Exposed: Voyeurism, Surveillance and the Camera
Blake Morrison looks at the history of voyeurism, from Actaeon to paparazzi hounding the Princess of Wales. A new exhibition shows how technology has given us fresh ways of satisfying our desire for a secret glimpse.
All art involves looking. But some looks are more invasive than others. Where's the line to be drawn? What's allowable and what's exploitative? Is it OK to portray people without them knowing? These questions come up in regard to life writing and documentary films. But it's with photography that they're most contentious, and a major new exhibition at the Tate, Exposed: Voyeurism, Surveillance and the Camera, raises them in relation to images of sex, war and celebrity from the past 150 years.
Modern technology has made voyeurism more sophisticated, through zoom lenses, camera phones and CCTV. But as the curator of the Tate show, Sandra Phillips, argues, the desire to peek into the lives of others is basic to the human species. The pioneers of photography recognised that, using the camera to gain access behind closed doors. Some of their subjects were complicit. In the 1860s, the countess of Castiglione, mistress of Napoleon III, revelled in performing for a professional photographer. But by the end of the century, the fashion was for something less contrived. "Taken Unawares: Snapshots of Celebrated People" was a page in the tabloid Penny Pictorial. Readers welcomed it as proof that the rich and powerful are no different from the rest of us; the rich and powerful disliked it for the same reason.

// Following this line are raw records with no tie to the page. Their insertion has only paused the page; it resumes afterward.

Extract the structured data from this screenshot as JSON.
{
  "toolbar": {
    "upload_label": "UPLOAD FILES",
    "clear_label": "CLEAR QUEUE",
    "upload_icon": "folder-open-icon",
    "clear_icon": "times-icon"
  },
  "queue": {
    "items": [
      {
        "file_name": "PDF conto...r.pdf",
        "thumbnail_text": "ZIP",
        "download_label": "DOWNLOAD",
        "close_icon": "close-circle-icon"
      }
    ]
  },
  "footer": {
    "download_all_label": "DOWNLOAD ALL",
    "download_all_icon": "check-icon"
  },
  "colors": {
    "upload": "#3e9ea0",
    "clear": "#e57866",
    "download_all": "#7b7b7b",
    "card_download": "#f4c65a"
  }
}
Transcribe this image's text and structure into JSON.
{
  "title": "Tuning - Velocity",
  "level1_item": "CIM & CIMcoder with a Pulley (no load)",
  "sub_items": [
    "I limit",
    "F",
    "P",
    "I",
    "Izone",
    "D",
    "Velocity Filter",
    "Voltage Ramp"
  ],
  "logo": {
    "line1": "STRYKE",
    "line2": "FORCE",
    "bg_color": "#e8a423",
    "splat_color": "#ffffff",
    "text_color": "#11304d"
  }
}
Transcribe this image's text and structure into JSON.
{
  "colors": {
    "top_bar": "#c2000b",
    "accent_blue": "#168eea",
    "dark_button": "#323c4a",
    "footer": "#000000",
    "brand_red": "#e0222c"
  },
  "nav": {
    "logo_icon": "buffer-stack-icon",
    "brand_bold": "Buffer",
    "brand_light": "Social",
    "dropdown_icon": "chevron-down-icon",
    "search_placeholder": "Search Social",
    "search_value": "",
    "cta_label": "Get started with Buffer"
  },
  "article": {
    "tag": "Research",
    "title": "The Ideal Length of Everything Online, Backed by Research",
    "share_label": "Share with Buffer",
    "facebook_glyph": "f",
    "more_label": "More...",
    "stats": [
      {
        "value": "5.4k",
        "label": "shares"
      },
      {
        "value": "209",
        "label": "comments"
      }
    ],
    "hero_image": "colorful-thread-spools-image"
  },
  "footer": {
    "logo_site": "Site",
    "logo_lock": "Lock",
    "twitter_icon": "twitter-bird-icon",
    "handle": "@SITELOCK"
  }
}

To take a shot in secret was no easy thing in those days. But from the start photographers proved resourceful. Early portable cameras – known as "detectives" – were disguised as books and parcels, or hidden in canes, umbrellas and shoes. More practical was the vest pocket camera, with a shutter release cable dangling down the sleeve into the hand. Later came false lenses and right-angle viewfinders, with the camera pointing in one direction while the shot was taken in another.Walker Evans used this ploy in the 1930s, while photographing the poor in New Orleans and Mississippi; so did Helen Levitt, on the streets of Harlem. Later, the two of them prowled the New York subway, with Evans's camera concealed inside his overcoat. Uneasy about his sneakthief methods, Evans waited 25 years before publishing the results: "The rude and impudent invasion", had, he hoped, "been carefully softened and partially mitigated by a planned passage of time".
The camera can't change the world, but there's an idea that it can protect us – hence surveillance, which promises to watch over us, and watch out for us, rather than merely watch. The idea of surveillance has already produced a sizeable body of literature, film and music – Huxley's Brave New World, Orwell's Nineteen Eighty-Four, Hitchcock's Rear Window, Coppola's The Conversation, Henckel von Donnersmarck's The Lives of Others, even the Police song "Every Breath You Take" ("I'll be watching you") – and it's central to photography, too. Some of the first photos were police photos. And it wasn't just convicted criminals whose mugshots were placed on file but anyone who might pose a threat – anarchists, suffragettes, anti-war demonstrators, foreign spies whispering in the street.
The extent to which the state is watching us today would shock even Orwell. And while some photographers have hijacked advances in technology for their own kind of snooping (such as Alair Gomes, training telephoto lenses on muscled young men on the beach, or Merry Alpern taking a videocam into a women's dressing room), others have used old-fashioned landscape shots to depict the insidious spread of surveillance cameras in our suburbs and streets. To the photographer, CCTV is an affront, because it records at random, without human agency; it doesn't know it's bearing witness. And yet, as Sandra Phillips says, certain photos taken for security reasons – aerial reconnaissance shots of missile sites, for example, or the green glow of buildings seen through night-vision goggles – have a strange abstract-expressionist beauty.
Modern surveillance techniques look like the stuff of science fiction. But there's nothing new about the desire to watch someone without them knowing – and nothing unnatural about them being furious if they find out. If Actaeon happened on Diana today, he'd use his camera phone. But if he tried to post the photos on the internet, she'd have her lawyers rip him apart.